Harrison and Pope, who’d been jogging partners since 1980, took to the track at nearby Broadmoor High School to take a break from work and blow off steam. The chaos of their lives gave birth to the team’s slogan, which made it onto a T-shirt: “We publish come hell and highwater.”
His wife, Pinckley, visited Pope at the house twice. He told her he didn’t know how much longer he could keep working. “You’re not allowed to say that,” she told him. “The hardest part is just beginning.”
Pinckley, a communications strategist, would discover that much of the property in the 9th Ward had been passed down among relatives without a paper trail or documents for insurance. That would make rebuilding more difficult for many poor and working class residents, many of whom were among the hardest hit by the hurricane. Pinckley also would join Women of the Storm, a group of diverse New Orleans women who traveled to Washington to lobby Congress to support the city.
Six months after buying the house, Pope sold it and gave its donated kitchenware to his co-worker and friend, Karen Bazile. Unlike Pope’s house in Carrollton, which had just one broken window pane, Bazile’s house in St. Bernard Parish took in nine feet of water. One red pot Bazile received, dubbed the “John Pope Pot of Love,” is still in use.
Stress battered the displaced, overworked reporters. One man woke up believing he was suffering a heart attack after a call with his wife about where to enroll their child in school; it was a panic attack. The Dart Center for Journalism and Trauma came to offer support.
After about six weeks, Pope was invited to speak at Harvard’s Nieman Foundation about the stress of covering the storm. He broke down three times but finished to a standing ovation.
“That’s when it just really hit me,” Pope recalled. “I remember saying, ‘I don’t know when I’ll again be able to hear Irma Thomas and the Neville Brothers or get a good, sloppy roast beef poboy, or use an ATM or pump gas.’”
Pope was invited back twice.
The following April, when the two Pulitzers were announced, everyone in the newsroom hugged, jumped up and down and cried. The awards came with crystal mementos from Tiffany & Co., but Pope couldn’t look at his for four months without crying.
Eventually, the chaos subsided. Pope returned home to New Orleans and began giving Hurricane Katrina tours.
“My car was practically on autopilot,” he said.
Some places along the route proved to be too much, even years later.
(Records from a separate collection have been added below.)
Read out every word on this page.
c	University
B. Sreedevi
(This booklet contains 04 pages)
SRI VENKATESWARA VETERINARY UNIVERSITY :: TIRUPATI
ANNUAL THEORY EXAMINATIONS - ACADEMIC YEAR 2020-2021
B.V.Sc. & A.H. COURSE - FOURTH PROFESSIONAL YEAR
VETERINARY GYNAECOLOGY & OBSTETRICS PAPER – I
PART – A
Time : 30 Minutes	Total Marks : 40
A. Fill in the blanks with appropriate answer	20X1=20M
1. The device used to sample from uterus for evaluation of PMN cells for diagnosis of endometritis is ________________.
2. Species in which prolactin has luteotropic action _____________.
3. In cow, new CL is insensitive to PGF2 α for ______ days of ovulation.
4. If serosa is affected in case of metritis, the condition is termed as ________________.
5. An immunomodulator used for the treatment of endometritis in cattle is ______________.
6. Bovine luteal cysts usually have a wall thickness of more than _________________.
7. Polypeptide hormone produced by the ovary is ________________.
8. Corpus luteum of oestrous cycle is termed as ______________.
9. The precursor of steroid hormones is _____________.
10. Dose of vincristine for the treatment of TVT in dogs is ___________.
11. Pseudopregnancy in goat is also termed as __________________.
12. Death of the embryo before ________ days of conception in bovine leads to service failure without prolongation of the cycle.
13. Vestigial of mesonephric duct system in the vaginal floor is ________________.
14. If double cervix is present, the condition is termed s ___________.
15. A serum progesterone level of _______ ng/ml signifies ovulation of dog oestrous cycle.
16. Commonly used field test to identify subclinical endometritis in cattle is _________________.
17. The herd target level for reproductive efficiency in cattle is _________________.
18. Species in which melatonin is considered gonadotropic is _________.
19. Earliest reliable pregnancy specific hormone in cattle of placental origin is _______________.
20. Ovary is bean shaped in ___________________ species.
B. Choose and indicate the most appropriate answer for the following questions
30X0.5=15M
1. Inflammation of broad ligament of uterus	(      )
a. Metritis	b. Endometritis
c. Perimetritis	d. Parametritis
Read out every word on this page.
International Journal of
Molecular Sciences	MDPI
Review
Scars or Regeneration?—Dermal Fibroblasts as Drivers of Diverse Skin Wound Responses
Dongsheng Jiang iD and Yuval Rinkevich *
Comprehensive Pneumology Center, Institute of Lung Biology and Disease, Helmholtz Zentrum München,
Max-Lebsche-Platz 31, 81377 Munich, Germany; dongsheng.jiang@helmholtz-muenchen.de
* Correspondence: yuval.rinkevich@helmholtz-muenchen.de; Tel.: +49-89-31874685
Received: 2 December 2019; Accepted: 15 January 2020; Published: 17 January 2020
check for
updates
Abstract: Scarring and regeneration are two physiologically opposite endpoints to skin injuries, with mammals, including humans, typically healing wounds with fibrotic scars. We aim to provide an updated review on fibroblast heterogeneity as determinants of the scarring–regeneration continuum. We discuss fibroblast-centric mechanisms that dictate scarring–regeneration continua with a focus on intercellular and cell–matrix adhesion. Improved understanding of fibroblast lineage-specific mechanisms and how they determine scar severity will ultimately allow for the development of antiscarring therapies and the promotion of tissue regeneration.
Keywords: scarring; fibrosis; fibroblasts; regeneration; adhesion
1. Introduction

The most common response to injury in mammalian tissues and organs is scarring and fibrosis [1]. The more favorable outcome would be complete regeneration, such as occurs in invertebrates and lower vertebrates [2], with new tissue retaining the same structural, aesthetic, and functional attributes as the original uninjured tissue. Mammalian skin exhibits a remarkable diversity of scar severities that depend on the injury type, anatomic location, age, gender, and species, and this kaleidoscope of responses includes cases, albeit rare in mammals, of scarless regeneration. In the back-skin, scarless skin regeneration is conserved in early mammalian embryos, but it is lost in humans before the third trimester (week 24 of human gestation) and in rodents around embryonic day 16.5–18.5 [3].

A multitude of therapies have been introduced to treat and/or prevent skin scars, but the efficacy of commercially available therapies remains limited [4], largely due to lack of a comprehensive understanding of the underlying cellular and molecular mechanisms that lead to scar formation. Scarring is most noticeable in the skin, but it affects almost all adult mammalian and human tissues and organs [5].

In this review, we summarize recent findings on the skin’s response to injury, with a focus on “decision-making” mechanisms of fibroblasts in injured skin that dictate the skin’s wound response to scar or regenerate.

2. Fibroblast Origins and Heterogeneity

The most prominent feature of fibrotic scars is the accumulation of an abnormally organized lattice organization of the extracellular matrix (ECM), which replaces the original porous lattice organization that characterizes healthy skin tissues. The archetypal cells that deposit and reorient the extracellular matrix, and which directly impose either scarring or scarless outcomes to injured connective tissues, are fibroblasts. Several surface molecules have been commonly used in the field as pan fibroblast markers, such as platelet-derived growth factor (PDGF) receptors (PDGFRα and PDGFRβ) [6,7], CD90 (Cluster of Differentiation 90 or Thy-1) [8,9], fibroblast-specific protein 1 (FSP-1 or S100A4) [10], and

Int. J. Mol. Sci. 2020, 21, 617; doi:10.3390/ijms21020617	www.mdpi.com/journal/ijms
Sites like one in the 9th Ward, where a young girl was swept away and drowned in rushing floodwaters, continued to cause breakdowns in Pope.
His wife, Pinckley, died in 2012, three years before the publication of his book, “Getting Off at Elysian Fields,” a collection of 123 obituaries and four funerals. Over his long career, Pope has written many big-name obituaries, including those of musician Fats Domino, Popeye’s founder Al Copeland and the “Queen of Creole Cuisine” Leah Chase. He is a member of The Society of Professional Obituary Writers, who push each other to write the best obituaries.
Pope has co-authored two more books and continues writing, travelling, speaking and listening. On Hurricane Katrina’s fifth anniversary, he even caught President Barack Obama’s order at Parkway Bakery (shrimp po’ boys for himself and the First Lady, burgers for their daughters and an order of alligator gumbo).
Twenty years have passed, but some remnants of the storm remain with him, like his uneasiness at the sight of rain clouds. He pauses and reminds himself, ”Pope, it’s only rain.”